The project has as main aim to develop active control of sound (ACS) systems to improve the sound climate in buildings by utilizing ElectroMechanical Film (EMF) technology. The main objectives of the project are:

1. Demonstrate a major breakthrough in the development of active control of sound (ACS) systems for buildings.

2. Investigate, design and develop four generic active actuators and combine to traditional building elements.

General information: Objectives and content Quality and comfort of private and public buildings is – to a considerable extent – assessed by the acoustic climate inside the building. Disturbing noise comes through windows, doors and lightweight internal walls with poor sound insulation capacity, especially at low frequencies. Disturbing reverberation and reflections are often present in public buildings with large areas of hard walls and ceilings, but also in private living rooms reverberation and reflections can severely prevent good music listening conditions. The increase of sound insulation of walls, windows and doors is essential in increasing the quality of the acoustic environment. Traditionally this is done by increasing the thickness and weight of walls and door panels, increasing the absorption material inside double leaf partitions and increasing the number of glazing layers of windows. However, these add weight and cost of building elements and make the construction complicated.

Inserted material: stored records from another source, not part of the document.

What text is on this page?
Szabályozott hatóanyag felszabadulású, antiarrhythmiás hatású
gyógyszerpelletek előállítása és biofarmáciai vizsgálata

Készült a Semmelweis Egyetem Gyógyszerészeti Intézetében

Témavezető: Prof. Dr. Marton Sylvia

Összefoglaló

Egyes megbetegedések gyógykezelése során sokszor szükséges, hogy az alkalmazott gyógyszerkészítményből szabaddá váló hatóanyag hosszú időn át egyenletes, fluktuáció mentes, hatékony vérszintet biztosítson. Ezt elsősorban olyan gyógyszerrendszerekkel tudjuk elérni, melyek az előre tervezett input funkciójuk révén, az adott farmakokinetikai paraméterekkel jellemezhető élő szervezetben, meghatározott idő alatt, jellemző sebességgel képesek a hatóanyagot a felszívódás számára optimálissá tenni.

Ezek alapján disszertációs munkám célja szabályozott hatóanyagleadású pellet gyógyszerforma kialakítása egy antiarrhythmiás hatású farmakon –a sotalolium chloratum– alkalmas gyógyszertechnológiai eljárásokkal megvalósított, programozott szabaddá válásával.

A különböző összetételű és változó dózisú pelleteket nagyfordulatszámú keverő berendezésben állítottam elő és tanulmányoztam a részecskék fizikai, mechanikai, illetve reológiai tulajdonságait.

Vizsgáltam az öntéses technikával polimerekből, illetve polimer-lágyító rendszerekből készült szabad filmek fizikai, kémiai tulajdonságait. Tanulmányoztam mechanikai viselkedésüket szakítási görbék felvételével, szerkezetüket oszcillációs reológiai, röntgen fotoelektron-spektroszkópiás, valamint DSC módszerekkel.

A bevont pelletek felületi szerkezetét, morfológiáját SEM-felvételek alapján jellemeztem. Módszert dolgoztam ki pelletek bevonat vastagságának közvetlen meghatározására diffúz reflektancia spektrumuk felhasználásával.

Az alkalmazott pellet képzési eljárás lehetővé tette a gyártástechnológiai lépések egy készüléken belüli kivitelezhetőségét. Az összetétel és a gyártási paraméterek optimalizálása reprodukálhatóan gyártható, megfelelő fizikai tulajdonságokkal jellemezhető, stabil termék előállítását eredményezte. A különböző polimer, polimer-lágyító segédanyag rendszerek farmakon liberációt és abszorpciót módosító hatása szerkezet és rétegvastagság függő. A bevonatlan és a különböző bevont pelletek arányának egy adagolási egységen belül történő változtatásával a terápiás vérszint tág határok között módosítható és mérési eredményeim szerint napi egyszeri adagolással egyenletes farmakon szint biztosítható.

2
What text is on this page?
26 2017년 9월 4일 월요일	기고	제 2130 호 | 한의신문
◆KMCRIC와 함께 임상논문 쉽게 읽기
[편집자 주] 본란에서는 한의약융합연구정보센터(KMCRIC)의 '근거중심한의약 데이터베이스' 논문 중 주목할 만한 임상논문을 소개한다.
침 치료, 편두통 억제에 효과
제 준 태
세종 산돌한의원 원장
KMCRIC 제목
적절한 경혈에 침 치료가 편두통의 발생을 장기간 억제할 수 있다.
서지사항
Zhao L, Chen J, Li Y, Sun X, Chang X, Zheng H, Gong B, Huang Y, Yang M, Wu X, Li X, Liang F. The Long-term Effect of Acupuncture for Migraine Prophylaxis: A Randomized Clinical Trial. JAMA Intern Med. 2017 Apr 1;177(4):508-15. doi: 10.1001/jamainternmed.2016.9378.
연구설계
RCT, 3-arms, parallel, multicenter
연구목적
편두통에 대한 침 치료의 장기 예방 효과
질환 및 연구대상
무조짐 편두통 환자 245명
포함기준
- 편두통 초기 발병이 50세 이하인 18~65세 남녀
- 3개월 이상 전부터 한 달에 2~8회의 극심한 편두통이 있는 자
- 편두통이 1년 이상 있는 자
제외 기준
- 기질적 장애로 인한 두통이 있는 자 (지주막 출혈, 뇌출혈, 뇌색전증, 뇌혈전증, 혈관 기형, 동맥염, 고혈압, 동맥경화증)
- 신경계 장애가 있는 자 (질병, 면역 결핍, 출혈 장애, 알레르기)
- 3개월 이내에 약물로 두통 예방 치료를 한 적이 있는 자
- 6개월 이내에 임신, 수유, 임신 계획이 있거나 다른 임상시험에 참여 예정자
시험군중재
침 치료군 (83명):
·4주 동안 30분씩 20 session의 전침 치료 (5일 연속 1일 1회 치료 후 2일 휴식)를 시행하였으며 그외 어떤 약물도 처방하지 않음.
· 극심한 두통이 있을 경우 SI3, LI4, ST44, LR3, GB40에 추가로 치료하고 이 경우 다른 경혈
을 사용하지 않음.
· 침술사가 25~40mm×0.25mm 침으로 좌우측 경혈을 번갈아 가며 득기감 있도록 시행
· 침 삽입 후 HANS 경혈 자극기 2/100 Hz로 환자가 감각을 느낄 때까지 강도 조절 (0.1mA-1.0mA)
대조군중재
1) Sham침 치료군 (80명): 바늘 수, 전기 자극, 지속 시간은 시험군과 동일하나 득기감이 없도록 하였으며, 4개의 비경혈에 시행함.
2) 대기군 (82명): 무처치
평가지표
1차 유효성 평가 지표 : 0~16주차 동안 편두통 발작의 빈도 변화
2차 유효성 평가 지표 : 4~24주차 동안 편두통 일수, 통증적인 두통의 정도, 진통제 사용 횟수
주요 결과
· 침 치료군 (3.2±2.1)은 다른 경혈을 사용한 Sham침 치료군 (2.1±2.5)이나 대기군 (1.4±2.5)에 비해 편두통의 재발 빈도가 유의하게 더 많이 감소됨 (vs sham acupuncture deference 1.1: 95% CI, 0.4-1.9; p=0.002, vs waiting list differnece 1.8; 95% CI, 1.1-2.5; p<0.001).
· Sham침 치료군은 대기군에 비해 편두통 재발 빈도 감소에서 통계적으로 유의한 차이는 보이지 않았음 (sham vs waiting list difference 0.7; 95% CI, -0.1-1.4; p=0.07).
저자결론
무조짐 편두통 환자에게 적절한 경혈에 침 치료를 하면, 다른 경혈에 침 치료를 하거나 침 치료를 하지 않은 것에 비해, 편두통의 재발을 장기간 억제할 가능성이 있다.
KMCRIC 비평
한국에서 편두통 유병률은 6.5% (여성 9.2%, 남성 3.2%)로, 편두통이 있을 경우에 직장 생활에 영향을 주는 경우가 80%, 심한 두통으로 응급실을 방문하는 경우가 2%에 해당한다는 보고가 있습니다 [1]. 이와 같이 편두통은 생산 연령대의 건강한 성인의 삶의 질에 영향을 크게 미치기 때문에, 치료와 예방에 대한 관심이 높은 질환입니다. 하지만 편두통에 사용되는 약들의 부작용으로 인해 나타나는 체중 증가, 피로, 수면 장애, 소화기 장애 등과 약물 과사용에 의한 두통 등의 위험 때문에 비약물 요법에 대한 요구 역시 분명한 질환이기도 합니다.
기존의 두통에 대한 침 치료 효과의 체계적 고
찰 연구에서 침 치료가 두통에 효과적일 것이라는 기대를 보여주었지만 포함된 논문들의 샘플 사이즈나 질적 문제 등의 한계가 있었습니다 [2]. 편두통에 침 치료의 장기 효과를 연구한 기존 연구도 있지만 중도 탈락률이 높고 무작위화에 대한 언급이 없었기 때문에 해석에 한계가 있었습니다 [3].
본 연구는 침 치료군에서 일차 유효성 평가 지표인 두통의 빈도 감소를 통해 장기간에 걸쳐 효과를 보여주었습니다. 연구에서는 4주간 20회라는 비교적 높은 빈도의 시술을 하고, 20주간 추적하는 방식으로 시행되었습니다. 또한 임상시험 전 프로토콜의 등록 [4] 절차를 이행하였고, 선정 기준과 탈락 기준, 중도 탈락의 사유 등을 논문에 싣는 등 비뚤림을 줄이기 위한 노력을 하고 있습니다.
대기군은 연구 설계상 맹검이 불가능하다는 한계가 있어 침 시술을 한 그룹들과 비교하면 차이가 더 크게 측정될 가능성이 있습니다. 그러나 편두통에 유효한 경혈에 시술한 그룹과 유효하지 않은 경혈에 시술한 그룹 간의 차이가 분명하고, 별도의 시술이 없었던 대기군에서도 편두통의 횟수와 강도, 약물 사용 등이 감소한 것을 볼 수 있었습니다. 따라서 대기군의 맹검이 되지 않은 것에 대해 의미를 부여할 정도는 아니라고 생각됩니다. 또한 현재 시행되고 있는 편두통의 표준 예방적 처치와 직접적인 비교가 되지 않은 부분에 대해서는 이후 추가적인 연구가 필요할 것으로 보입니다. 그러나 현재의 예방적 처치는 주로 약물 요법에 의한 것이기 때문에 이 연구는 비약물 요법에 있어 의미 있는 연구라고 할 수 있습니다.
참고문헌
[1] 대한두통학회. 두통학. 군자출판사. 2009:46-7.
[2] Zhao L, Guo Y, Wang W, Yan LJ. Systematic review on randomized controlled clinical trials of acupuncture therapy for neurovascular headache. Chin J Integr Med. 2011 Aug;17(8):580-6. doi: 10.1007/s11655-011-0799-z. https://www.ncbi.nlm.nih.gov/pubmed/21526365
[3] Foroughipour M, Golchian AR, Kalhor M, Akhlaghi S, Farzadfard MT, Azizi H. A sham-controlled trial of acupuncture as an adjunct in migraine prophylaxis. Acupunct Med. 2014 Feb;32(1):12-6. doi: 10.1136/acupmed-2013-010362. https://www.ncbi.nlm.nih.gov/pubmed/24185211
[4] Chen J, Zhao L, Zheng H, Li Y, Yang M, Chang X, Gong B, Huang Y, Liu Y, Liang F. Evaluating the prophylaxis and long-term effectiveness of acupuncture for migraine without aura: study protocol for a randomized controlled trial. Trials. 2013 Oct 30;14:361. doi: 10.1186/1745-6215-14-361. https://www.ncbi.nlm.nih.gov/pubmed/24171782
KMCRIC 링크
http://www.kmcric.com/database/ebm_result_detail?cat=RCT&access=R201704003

The main industrial objective of the research is to demonstrate a major breakthrough in the development of active control of sound (ACS) systems for buildings. They can increase the comfort and reduce the thickness, weight and cost of building elements. This can be achieved by using high efficient flat film actuators as anti-noise sources. The technical innovation, ElectroMechanical Film (EMF) can be used as an acoustic source. The actuators made of EMF are very thin, weigh very little, are mass-producible and thus cheap. They can be placed on all desired places on walls and ceilings and inside double leaf partitions. In existing buildings noise reduction using ACS can be more efficient and extended to higher frequencies. In future buildings light-weight panels on which the EMF actuators are fixed can have acoustic transmission loss as high as the transmission loss of existing high-weight panels. The easy integration of low-cost EMF-actuators in ACS system can make the ASC systems extremely feasible in the control of low frequency noise in buildings. The main drawback with older ANC systems have been that they have not been compatible with mass-production and the price of the systems have been high.

The technical objectives of the research are to investigate, design and develop four generic active actuators and combine them to traditional building elements to form three prototypes. The first prototype is an active absorbing EMF element combined to a traditional thin passive absorbing element. With this kind of combined active/passive elements the absorption coefficient of thin layers at low frequencies can be as high as of very thick and heavy passive materials. Furthermore, with active elements we can change absorption coefficient electrically and create even delay effects for optimising the acoustic environment for comfort. The second prototype is a light-weight active sound insulating panel based on EMF-technology. It can be utilised for the sound insulation increase of nontransparent boundaries, such as doors and light-weight internal walls. The sound insulation increase using active elements is expected to be several (even tens) of decibels at low frequencies without excessive addition of weight. The third prototype is the most ingenious one, because it will be designed for transparent boundary applications, such as increasing the sound insulation capacity of windows. It is based on the idea that passive shutter blind elements can be made of active EMF-material and these actuators can produce the needed anti sound between the double glazing window. It may even prove feasible to use them as anti noise sources for open windows. The demonstrations of effective ACS systems in buildings will disseminate the technique also to other sectors, for instance, to household appliance noise control and even to industrial machinery noise control.